O Sistema UT tem uma política há pelo menos uma década que diz que os professores têm direito à liberdade na sala de aula, mas “não se espera que introduzam ensino controverso que não esteja relacionado ao seu curso”.

A votação ocorre depois que a UT-Austin anunciou que fundirá os departamentos de Estudos Africanos e da Diáspora, Estudos Mexicanos e Latino-Americanos, Estudos Americanos e Estudos sobre Mulheres, Gênero e Sexualidade em um novo departamento de estudos sociais e culturais.

Mais de 800 alunos estão cursando graduação, especialização e diplomas nos programas relevantes. Na época, o presidente da universidade, Jim Davis, disse que a reorganização seguiu uma revisão que encontrou “desentendimentos e divisões significativas” entre os departamentos da Faculdade de Artes Liberais.

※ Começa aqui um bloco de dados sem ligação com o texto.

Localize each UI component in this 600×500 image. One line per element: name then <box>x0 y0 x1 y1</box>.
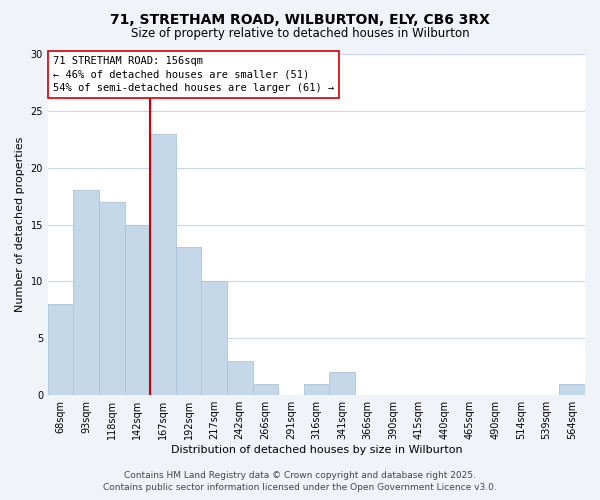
Text: Contains HM Land Registry data © Crown copyright and database right 2025.
Contai: Contains HM Land Registry data © Crown c… <box>103 471 497 492</box>
Y-axis label: Number of detached properties: Number of detached properties <box>15 137 25 312</box>
Bar <box>176 248 202 395</box>
Text: 71 STRETHAM ROAD: 156sqm
← 46% of detached houses are smaller (51)
54% of semi-d: 71 STRETHAM ROAD: 156sqm ← 46% of detach… <box>53 56 334 92</box>
Bar <box>304 384 329 395</box>
Text: 71, STRETHAM ROAD, WILBURTON, ELY, CB6 3RX: 71, STRETHAM ROAD, WILBURTON, ELY, CB6 3… <box>110 12 490 26</box>
Bar <box>559 384 585 395</box>
X-axis label: Distribution of detached houses by size in Wilburton: Distribution of detached houses by size … <box>170 445 462 455</box>
Bar <box>202 282 227 395</box>
Bar <box>125 224 150 395</box>
Bar <box>227 361 253 395</box>
Bar <box>150 134 176 395</box>
Bar <box>253 384 278 395</box>
Text: Size of property relative to detached houses in Wilburton: Size of property relative to detached ho… <box>131 28 469 40</box>
Bar <box>99 202 125 395</box>
Bar <box>48 304 73 395</box>
Bar <box>329 372 355 395</box>
Bar <box>73 190 99 395</box>
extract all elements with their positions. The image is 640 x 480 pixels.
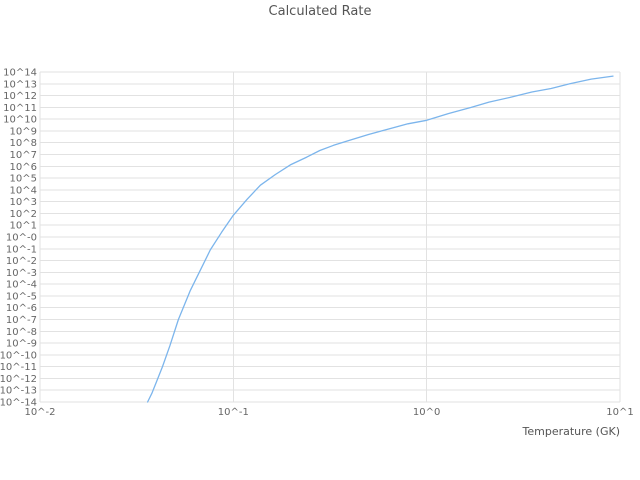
y-tick-label: 10^-7 (6, 315, 37, 326)
x-tick-label: 10^1 (606, 407, 633, 418)
y-tick-label: 10^-11 (0, 362, 37, 373)
y-tick-label: 10^-12 (0, 374, 37, 385)
y-tick-label: 10^1 (10, 221, 37, 232)
y-tick-label: 10^-2 (6, 256, 37, 267)
y-tick-label: 10^11 (3, 103, 37, 114)
series-line-calculated-rate (146, 75, 614, 403)
y-tick-label: 10^12 (3, 91, 37, 102)
y-tick-label: 10^-1 (6, 244, 37, 255)
y-tick-label: 10^14 (3, 68, 37, 79)
x-tick-label: 10^0 (413, 407, 440, 418)
x-tick-label: 10^-2 (24, 407, 55, 418)
y-tick-label: 10^4 (10, 185, 37, 196)
y-tick-label: 10^5 (10, 174, 37, 185)
y-tick-label: 10^7 (10, 150, 37, 161)
y-tick-label: 10^9 (10, 126, 37, 137)
y-tick-label: 10^10 (3, 115, 37, 126)
y-tick-label: 10^-6 (6, 303, 37, 314)
y-tick-label: 10^8 (10, 138, 37, 149)
y-tick-label: 10^-4 (6, 280, 37, 291)
y-tick-label: 10^-5 (6, 291, 37, 302)
y-tick-label: 10^-10 (0, 350, 37, 361)
x-tick-label: 10^-1 (218, 407, 249, 418)
y-tick-label: 10^-9 (6, 339, 37, 350)
y-tick-label: 10^-0 (6, 233, 37, 244)
y-tick-label: 10^-14 (0, 398, 37, 409)
chart-title: Calculated Rate (268, 4, 372, 19)
x-axis-title: Temperature (GK) (522, 425, 621, 438)
y-tick-label: 10^-13 (0, 386, 37, 397)
y-tick-label: 10^2 (10, 209, 37, 220)
y-tick-label: 10^-8 (6, 327, 37, 338)
y-tick-label: 10^13 (3, 79, 37, 90)
y-tick-label: 10^-3 (6, 268, 37, 279)
y-tick-label: 10^6 (10, 162, 37, 173)
y-tick-label: 10^3 (10, 197, 37, 208)
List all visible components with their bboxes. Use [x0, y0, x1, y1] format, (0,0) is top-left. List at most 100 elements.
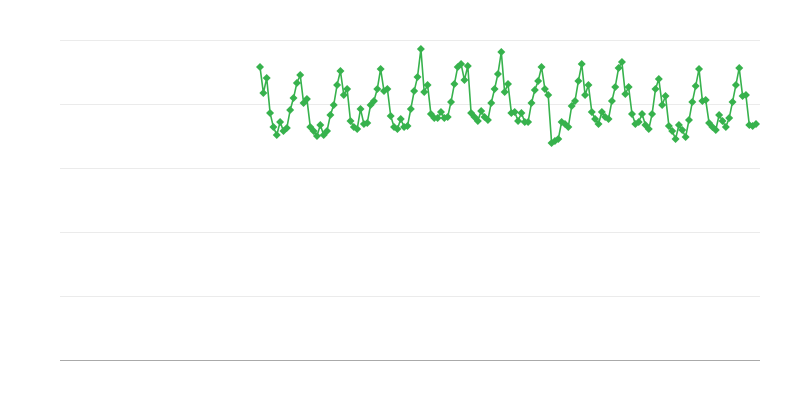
data-point	[420, 88, 429, 96]
data-point	[674, 121, 683, 129]
data-point	[504, 80, 512, 88]
data-point	[447, 98, 456, 106]
data-point	[577, 60, 586, 68]
data-point	[594, 120, 603, 128]
data-point	[473, 117, 482, 125]
data-point	[591, 115, 600, 123]
data-point	[316, 121, 325, 129]
data-point	[369, 97, 378, 105]
data-point	[396, 115, 405, 123]
data-point	[701, 96, 710, 104]
data-point	[353, 125, 362, 133]
data-point	[648, 110, 657, 118]
data-point	[638, 110, 647, 118]
data-point	[651, 85, 660, 93]
data-point	[691, 82, 700, 90]
data-point	[346, 117, 355, 125]
data-point	[416, 45, 425, 53]
data-point	[393, 125, 402, 133]
data-point	[721, 123, 730, 131]
data-point	[356, 105, 365, 113]
data-point	[386, 112, 395, 120]
data-point	[406, 105, 415, 113]
data-point	[336, 67, 345, 75]
data-point	[715, 111, 724, 119]
data-point	[507, 109, 516, 117]
data-point	[524, 118, 533, 126]
data-point	[584, 81, 593, 89]
data-point	[718, 117, 727, 125]
data-point	[554, 135, 563, 143]
data-point	[329, 101, 338, 109]
data-point	[490, 85, 499, 93]
data-point	[497, 48, 506, 56]
data-point	[587, 108, 596, 116]
data-point	[259, 89, 268, 97]
data-point	[323, 127, 332, 135]
data-point	[634, 118, 643, 126]
data-point	[540, 85, 549, 93]
data-point	[597, 108, 606, 116]
data-point	[443, 113, 452, 121]
data-point	[752, 120, 760, 128]
data-point	[664, 122, 673, 130]
data-point	[312, 132, 321, 140]
data-point	[735, 64, 744, 72]
data-point	[607, 97, 616, 105]
data-point	[333, 81, 342, 89]
data-point	[624, 83, 633, 91]
data-point	[423, 81, 432, 89]
data-point	[567, 102, 576, 110]
data-point	[477, 107, 486, 115]
data-point	[658, 101, 667, 109]
data-point	[681, 133, 690, 141]
data-point	[574, 77, 583, 85]
data-point	[544, 91, 553, 99]
data-point	[276, 118, 285, 126]
data-point	[339, 91, 348, 99]
data-point	[343, 85, 352, 93]
data-point	[500, 88, 509, 96]
data-point	[292, 79, 301, 87]
data-point	[403, 122, 412, 130]
data-point	[296, 71, 305, 79]
data-point	[711, 126, 720, 134]
data-point	[487, 99, 496, 107]
data-point	[413, 73, 422, 81]
data-point	[527, 99, 536, 107]
data-point	[376, 65, 385, 73]
data-point	[671, 135, 680, 143]
data-point	[728, 98, 737, 106]
data-point	[266, 109, 275, 117]
data-point	[668, 127, 677, 135]
data-point	[514, 117, 523, 125]
data-point	[644, 125, 653, 133]
data-point	[725, 114, 734, 122]
data-point	[537, 63, 546, 71]
data-point	[383, 85, 392, 93]
data-point	[256, 63, 264, 71]
data-point	[695, 65, 704, 73]
series-markers	[256, 45, 760, 147]
data-point	[302, 95, 311, 103]
data-point	[309, 127, 318, 135]
data-point	[269, 123, 278, 131]
data-point	[534, 77, 543, 85]
data-point	[530, 86, 539, 94]
data-point	[450, 80, 459, 88]
data-point	[684, 116, 693, 124]
data-point	[483, 116, 492, 124]
data-point	[661, 92, 670, 100]
data-point	[517, 109, 526, 117]
data-point	[363, 119, 372, 127]
data-point	[510, 108, 519, 116]
data-point	[272, 131, 281, 139]
data-point	[617, 58, 626, 66]
data-point	[628, 110, 636, 118]
data-point	[433, 114, 442, 122]
data-point	[678, 126, 687, 134]
gridlines	[60, 40, 760, 297]
data-point	[688, 98, 697, 106]
data-point	[614, 64, 623, 72]
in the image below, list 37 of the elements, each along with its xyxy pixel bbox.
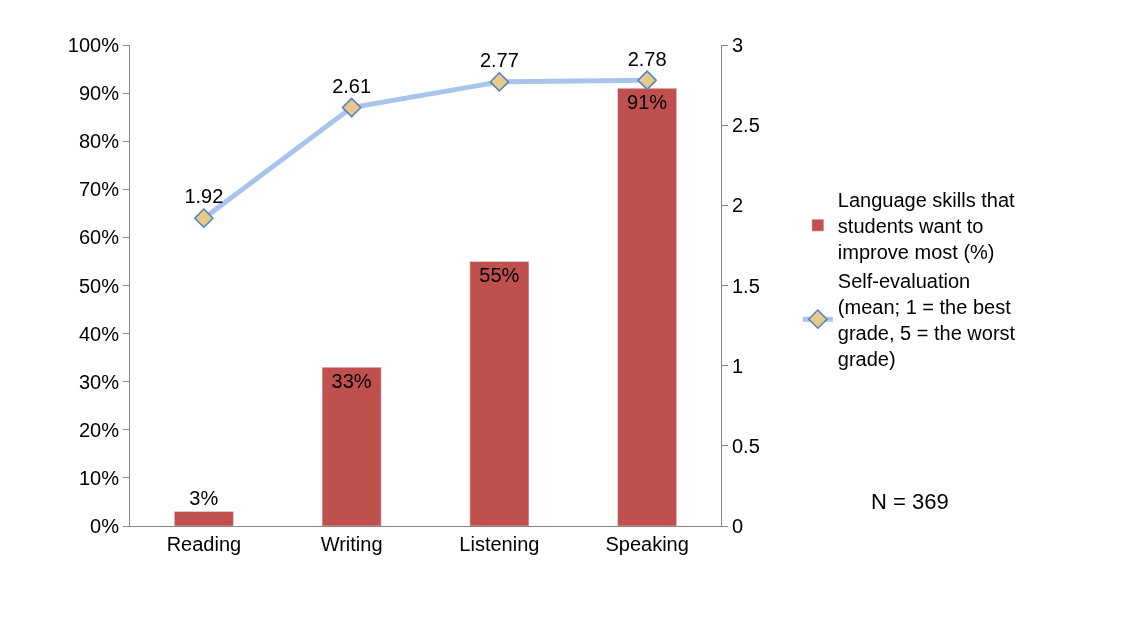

No ano passado, as universidades públicas enfrentaram pressão de líderes estaduais e federais para abordarem o seu preconceito liberal. De acordo com a nova lei estadual, Projeto de Lei 37 do Senado, os governadores nomeados têm mais controle sobre a educação, contratação e disciplina. Isso, juntamente com a oposição conservadora no outono passado às lições de género da Texas A&M University, levou os sistemas Texas A&M e Texas Tech a adoptar políticas que limitam a forma como raça, género e sexualidade são ensinados.

A política do UT não proíbe expressamente esses tópicos.

No ano passado, a UT-Austin foi uma das nove universidades que deram acesso ao financiamento federal em troca de concordar em garantir que o departamento refletisse uma mistura de pontos de vista e promovesse os valores civis e a civilização ocidental, entre outras condições.

Alguns estudantes argumentam que, embora a UT-Austin não tenha assinado oficialmente o acordo, já está caminhando nessa direção. Alfonso Ayala III, estudante de doutorado em Estudos Mexicano-Americanos e Latino/o na UT-Austin, atribui a expansão da Escola de Liderança Cívica, apoiada pelos conservadores, à independência de seu departamento.

“É difícil entender isto como algo que não seja ideológico e político”, disse Ayala.

Pretra escreve para a Associated Press.